Если Вам кажется, что вы добрее, мудрее и справедливее Господа Иисуса, Апостолов, Отцов и всех предыдущих поколений христиан, то, не исключено, вам стоит допустить возможность того, что вы ошибаетесь.
Это сейчас мы видим, что сторонники евгеники, или большевики, или национал-социалисты, или маоисты, или адепты других идеологий заблуждались самым ужасным образом — а в то время люди глубоко и искренне верили, что смело подвизаются за добро и правду. Многие охотно отдавали жизнь за свои убеждения. Но потом оказалось, что права Церковь, а не идеологии.

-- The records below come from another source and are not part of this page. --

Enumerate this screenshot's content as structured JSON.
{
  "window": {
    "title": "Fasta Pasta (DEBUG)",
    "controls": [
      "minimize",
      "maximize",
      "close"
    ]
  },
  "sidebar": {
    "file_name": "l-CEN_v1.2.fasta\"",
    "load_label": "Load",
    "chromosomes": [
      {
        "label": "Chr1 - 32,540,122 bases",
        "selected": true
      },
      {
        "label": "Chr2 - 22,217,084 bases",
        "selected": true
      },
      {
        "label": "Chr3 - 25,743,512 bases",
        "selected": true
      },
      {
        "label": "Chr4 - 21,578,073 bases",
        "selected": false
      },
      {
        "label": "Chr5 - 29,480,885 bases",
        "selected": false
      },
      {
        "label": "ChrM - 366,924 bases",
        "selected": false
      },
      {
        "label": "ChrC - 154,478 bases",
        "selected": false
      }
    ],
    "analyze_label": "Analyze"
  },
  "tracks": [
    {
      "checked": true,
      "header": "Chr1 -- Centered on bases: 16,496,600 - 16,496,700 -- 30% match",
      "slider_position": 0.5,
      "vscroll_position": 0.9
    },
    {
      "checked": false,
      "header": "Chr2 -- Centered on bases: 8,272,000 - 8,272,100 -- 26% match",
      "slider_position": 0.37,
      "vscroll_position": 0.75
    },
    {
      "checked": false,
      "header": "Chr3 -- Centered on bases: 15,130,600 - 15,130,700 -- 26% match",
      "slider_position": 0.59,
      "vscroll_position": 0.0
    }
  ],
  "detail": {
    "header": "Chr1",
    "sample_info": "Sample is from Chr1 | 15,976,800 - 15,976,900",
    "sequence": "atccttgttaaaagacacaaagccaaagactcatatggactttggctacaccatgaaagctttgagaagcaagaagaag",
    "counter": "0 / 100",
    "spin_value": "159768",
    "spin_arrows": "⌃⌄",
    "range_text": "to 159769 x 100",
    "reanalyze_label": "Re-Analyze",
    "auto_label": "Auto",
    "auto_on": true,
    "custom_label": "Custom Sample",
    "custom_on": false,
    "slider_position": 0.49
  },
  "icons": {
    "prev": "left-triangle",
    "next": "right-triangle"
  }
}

Для своих адептов ЛГБТ-идеология — воплощение добра и правды, и истинной любви и сострадания к людям. Однако снаружи, в историческом контексте, это просто еще одна идеология, которая стремительно превращается — и уже превратилась — в еще один инструмент власти и подавления в руках сильных мира сего. Почему я говорю о ЛГБТ-идеологии а не ЛГБТ-людях? Потому что это разные понятия, и их необходимо различать.
Под термином ЛГБТ могут пониматься, по крайней мере, две разные вещи. Во-первых, речь может идти о людях, имеющих определенные устойчивые психосексуальные особенности. Прежде всего, о людях, испытывающих половое влечение к лицам своего пола. Что же, мы все тут бедные грешники, испытывающие различные искушения — грехопадение привело все сферы человека (в том числе, сексуальную) в большой беспорядок. Церковь есть врачебница, мы все здесь больны, не с этими симптомами, так с несколько другими.

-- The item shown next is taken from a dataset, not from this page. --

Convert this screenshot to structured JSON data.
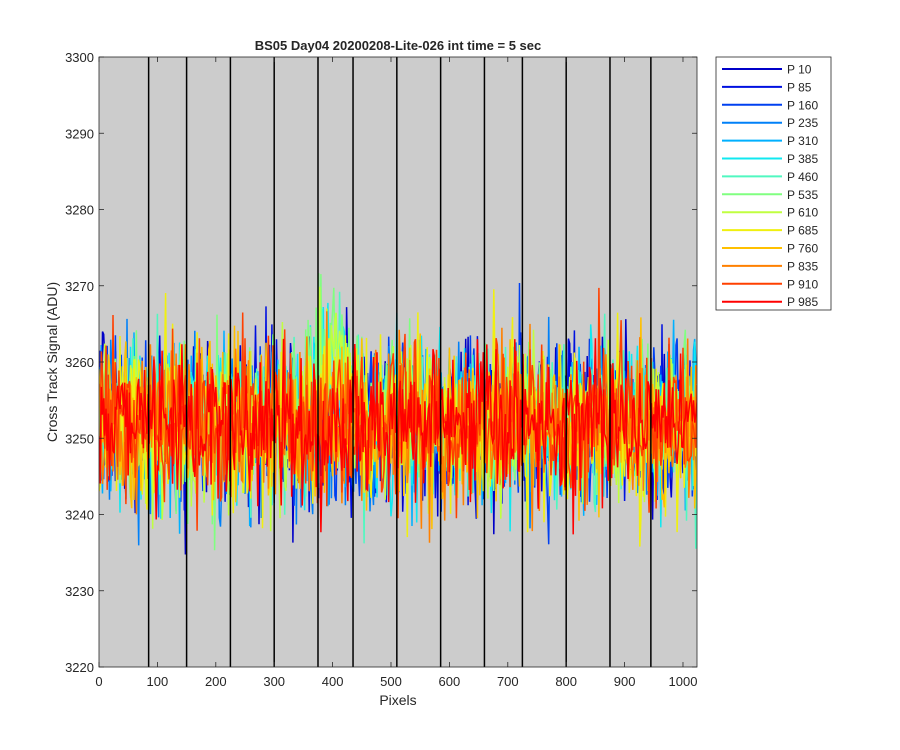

Но под тем же термином может иметься в виду — и, чаще всего, имеется — другое явление. Не личные искушения, а приверженность определенной идеологии и определенной самоидентификации. Для этой идеологии принципиально, что сексуальные контакты с лицами своего пола — это нечто правильное и одобряемое, а любое несогласие, выраженное в какой бы то ни было форме, следует демонизировать как «гомофобию», «ненависть» и «изуверство», а тех, кто позволяет себе выражать какое-либо неодобрение — скажем, поддерживая кампанию в защиту традиционного брака (Как Брендан Айк), или просто уклоняясь от участия в гей-мероприятиях (как пекари из Орегона, отказавшиеся печь торт для гей-”свадьбы”), следует подавлять и преследовать.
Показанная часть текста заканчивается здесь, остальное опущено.